Dari Amirul Mukminin, Abu Hafsh ‘Umar bin Al-Khattab radhiyallahu ‘anhu, ia berkata bahwa ia mendengar Rasulullah ﷺ bersabda:
إنَّمَا الأعمَال بالنِّيَّاتِ وإِنَّما لِكُلِّ امريءٍ ما نَوَى
“Sesungguhnya setiap amalan tergantung pada niatnya. Setiap orang akan mendapatkan apa yang ia niatkan.” (HR Bukhari: 1 dan Muslim: 1907).
Hadits ini menegaskan bahwa nilai puasa sangat ditentukan oleh niat. Jika seseorang berpuasa hanya untuk menurunkan berat badan atau karena tidak enak dengan lingkungan, maka ia hanya mendapatkan manfaat duniawi.
Diet dan kesehatan boleh saja menjadi manfaat tambahan. Namun, itu bukan tujuan utama. Niat utama haruslah karena taat kepada Allah, mengharap ridha dan pahala-Nya. Jangan sampai ibadah kita berubah menjadi sekadar rutinitas atau ajang pencitraan.
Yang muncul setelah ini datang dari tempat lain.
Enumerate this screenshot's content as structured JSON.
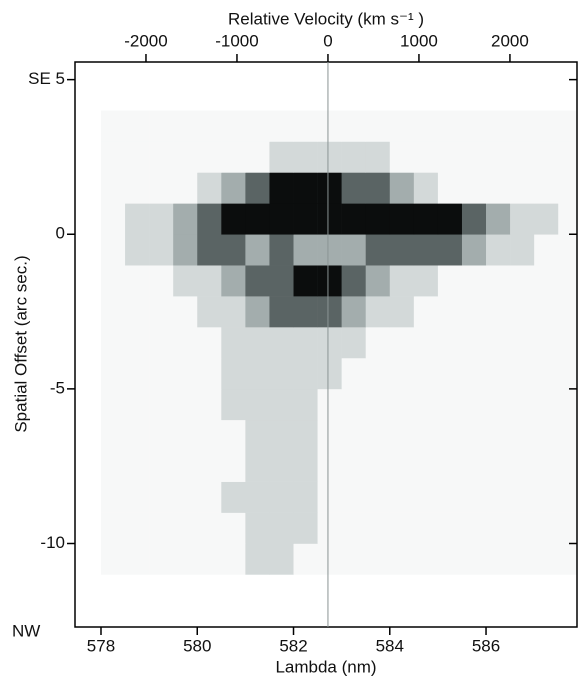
{
  "chart_data": {
    "type": "heatmap",
    "x2label": "Relative Velocity (km s⁻¹ )",
    "xlabel": "Lambda (nm)",
    "ylabel": "Spatial Offset (arc sec.)",
    "annotation": "NW",
    "xlim": [
      577.46,
      587.89
    ],
    "xticks": [
      578,
      580,
      582,
      584,
      586
    ],
    "x2lim": [
      -2780,
      2737
    ],
    "x2ticks": [
      -2000,
      -1000,
      0,
      1000,
      2000
    ],
    "ylim": [
      -12.7,
      5.57
    ],
    "yticks": [
      {
        "value": 5,
        "label": "SE 5"
      },
      0,
      -5,
      -10
    ],
    "colorscale": [
      "#f7f8f8",
      "#d3d9d9",
      "#a3adad",
      "#5a6464",
      "#0b0d0d"
    ],
    "xbins": [
      578,
      578.5,
      579,
      579.5,
      580,
      580.5,
      581,
      581.5,
      582,
      582.5,
      583,
      583.5,
      584,
      584.5,
      585,
      585.5,
      586,
      586.5,
      587,
      587.5,
      588
    ],
    "ybins": [
      -11,
      -10,
      -9,
      -8,
      -7,
      -6,
      -5,
      -4,
      -3,
      -2,
      -1,
      0,
      1,
      2,
      3,
      4
    ],
    "z": [
      [
        0,
        0,
        0,
        0,
        0,
        0,
        1,
        1,
        0,
        0,
        0,
        0,
        0,
        0,
        0,
        0,
        0,
        0,
        0,
        0
      ],
      [
        0,
        0,
        0,
        0,
        0,
        0,
        1,
        1,
        1,
        0,
        0,
        0,
        0,
        0,
        0,
        0,
        0,
        0,
        0,
        0
      ],
      [
        0,
        0,
        0,
        0,
        0,
        1,
        1,
        1,
        1,
        0,
        0,
        0,
        0,
        0,
        0,
        0,
        0,
        0,
        0,
        0
      ],
      [
        0,
        0,
        0,
        0,
        0,
        0,
        1,
        1,
        1,
        0,
        0,
        0,
        0,
        0,
        0,
        0,
        0,
        0,
        0,
        0
      ],
      [
        0,
        0,
        0,
        0,
        0,
        0,
        1,
        1,
        1,
        0,
        0,
        0,
        0,
        0,
        0,
        0,
        0,
        0,
        0,
        0
      ],
      [
        0,
        0,
        0,
        0,
        0,
        1,
        1,
        1,
        1,
        0,
        0,
        0,
        0,
        0,
        0,
        0,
        0,
        0,
        0,
        0
      ],
      [
        0,
        0,
        0,
        0,
        0,
        1,
        1,
        1,
        1,
        1,
        0,
        0,
        0,
        0,
        0,
        0,
        0,
        0,
        0,
        0
      ],
      [
        0,
        0,
        0,
        0,
        0,
        1,
        1,
        1,
        1,
        1,
        1,
        0,
        0,
        0,
        0,
        0,
        0,
        0,
        0,
        0
      ],
      [
        0,
        0,
        0,
        0,
        1,
        1,
        2,
        3,
        3,
        3,
        2,
        1,
        1,
        0,
        0,
        0,
        0,
        0,
        0,
        0
      ],
      [
        0,
        0,
        0,
        1,
        1,
        2,
        3,
        3,
        4,
        4,
        3,
        2,
        1,
        1,
        0,
        0,
        0,
        0,
        0,
        0
      ],
      [
        0,
        1,
        1,
        2,
        3,
        3,
        2,
        3,
        2,
        2,
        2,
        3,
        3,
        3,
        3,
        2,
        1,
        1,
        0,
        0
      ],
      [
        0,
        1,
        1,
        2,
        3,
        4,
        4,
        4,
        4,
        4,
        4,
        4,
        4,
        4,
        4,
        3,
        2,
        1,
        1,
        0
      ],
      [
        0,
        0,
        0,
        0,
        1,
        2,
        3,
        4,
        4,
        4,
        3,
        3,
        2,
        1,
        0,
        0,
        0,
        0,
        0,
        0
      ],
      [
        0,
        0,
        0,
        0,
        0,
        0,
        0,
        1,
        1,
        1,
        1,
        1,
        0,
        0,
        0,
        0,
        0,
        0,
        0,
        0
      ],
      [
        0,
        0,
        0,
        0,
        0,
        0,
        0,
        0,
        0,
        0,
        0,
        0,
        0,
        0,
        0,
        0,
        0,
        0,
        0,
        0
      ]
    ]
  }
}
Mari luruskan niat kita di bulan Ramadhan ini. Jadikan puasa sebagai bentuk ketaatan yang tulus kepada Allah, agar kita tidak hanya mendapatkan lapar dan haus, tetapi juga ampunan dan pahala yang besar. Semoga Ramadhan kita lebih bermakna dan penuh keberkahan.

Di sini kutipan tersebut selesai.